Cape Verde is considered as an example of democracy and stability in Africa. Following the introduction of multiparty democracy in the 1990s, Cape Verde’s political and social institutions have been strengthened rapidly and continuously.
Cape Verde lacks natural resources and faces a set of intrinsic challenges as a small island economy. Among others, it has to deal with fragmentation across 9 inhabited islands and the distance between islands that results in high transport costs.
The country is vulnerable to climate change, environmental degradation, rising sea levels and natural disasters. Only 10% of its territory is classified as arable land, although considerable efforts to enhance irrigation are beginning to yield results. But, if the current droughts become a recurrent phenomenon over the next years, Cape Verde will experience an acceleration of rural exodus to the urban areas of the country, especially to Praia, Mindelo, Sal and Boavista. This would make the management of urban areas, infrastructures and social services very difficult.

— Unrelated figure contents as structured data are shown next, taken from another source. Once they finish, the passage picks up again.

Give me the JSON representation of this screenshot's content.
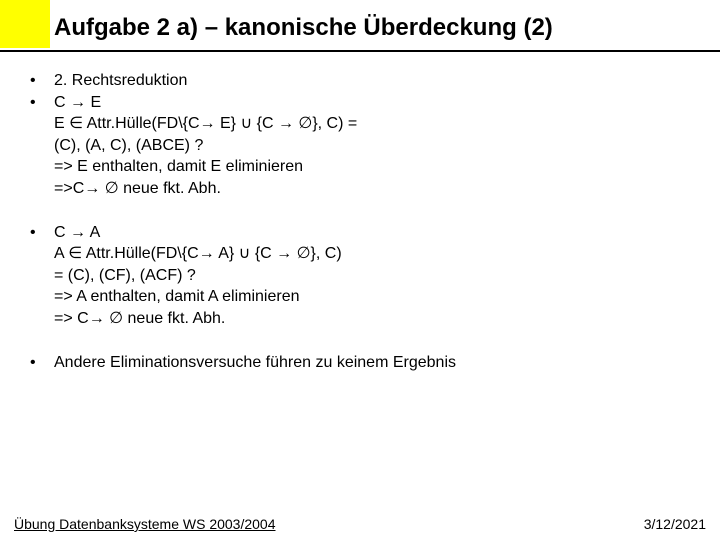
{
  "title": "Aufgabe 2 a) – kanonische Überdeckung (2)",
  "blocks": [
    {
      "items": [
        {
          "bullet": true,
          "text": "2. Rechtsreduktion"
        },
        {
          "bullet": true,
          "text": "C → E"
        },
        {
          "bullet": false,
          "text": "E ∈ Attr.Hülle(FD\\{C→ E} ∪ {C → ∅}, C) ="
        },
        {
          "bullet": false,
          "text": "(C), (A, C), (ABCE) ?"
        },
        {
          "bullet": false,
          "text": "=> E enthalten, damit E eliminieren"
        },
        {
          "bullet": false,
          "text": "=>C→ ∅ neue fkt. Abh."
        }
      ]
    },
    {
      "items": [
        {
          "bullet": true,
          "text": "C → A"
        },
        {
          "bullet": false,
          "text": "A ∈ Attr.Hülle(FD\\{C→ A} ∪ {C → ∅}, C)"
        },
        {
          "bullet": false,
          "text": "= (C), (CF), (ACF) ?"
        },
        {
          "bullet": false,
          "text": "=> A enthalten, damit A eliminieren"
        },
        {
          "bullet": false,
          "text": "=> C→ ∅ neue fkt. Abh."
        }
      ]
    },
    {
      "items": [
        {
          "bullet": true,
          "text": "Andere Eliminationsversuche führen zu keinem Ergebnis"
        }
      ]
    }
  ],
  "footer": {
    "left": "Übung Datenbanksysteme WS 2003/2004",
    "right": "3/12/2021"
  },
  "colors": {
    "accent": "#ffff00",
    "text": "#000000",
    "background": "#ffffff"
  }
}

The EU is supporting Cape Verde’s efforts in:
- eradicating poverty
- promoting sustainable and inclusive growth
- fostering domestic accountability
- strengthening national control mechanisms
- improving basic services delivery
- contributing to its competiveness and private sector development
Under the 11th European Development Fund (EDF) National Indicative Programme covering the 2014-2020 period allocates €55 million. The 2 main focal sectors are:
- Good governance (support to poverty reduction and growth): aiming to eradicate poverty, promote sustainable and inclusive frowth, address Cape Verde’s challenges arising from its vulnerabilities, and consolidating and improving democratic and economic governance.
- Strengthening the special partnership between the EU and Cape Verde: to enhance convergence with the EU, and to improve national and border security in Cape Verde.
In addition to its membership of the Cotonou partnership, Cape Verde has a special partnership with the EU, shaped to strengthen dialogue and promote policy convergence.
The special partnership was approved by the Council at the end of 2007. Now in its implementation phase, it has 6 priority sectors:
- information society
- regional integration
- normative and technical convergence towards EU standards
- the fight against poverty
The country also benefits from the EU’s thematic programme for Non-State Actors and Local Authorities in Development, the instrument for the promotion of democracy and human rights and the ACP-EU Energy Facility, among others.
Cape Verde is also one of the beneficiaries of the EU's regional cooperation programme with Portuguese-speaking African countries (PALOP) countries: Angola, Guinea Bissau, Cape Verde and São Tomé and Príncipe together with East Timor.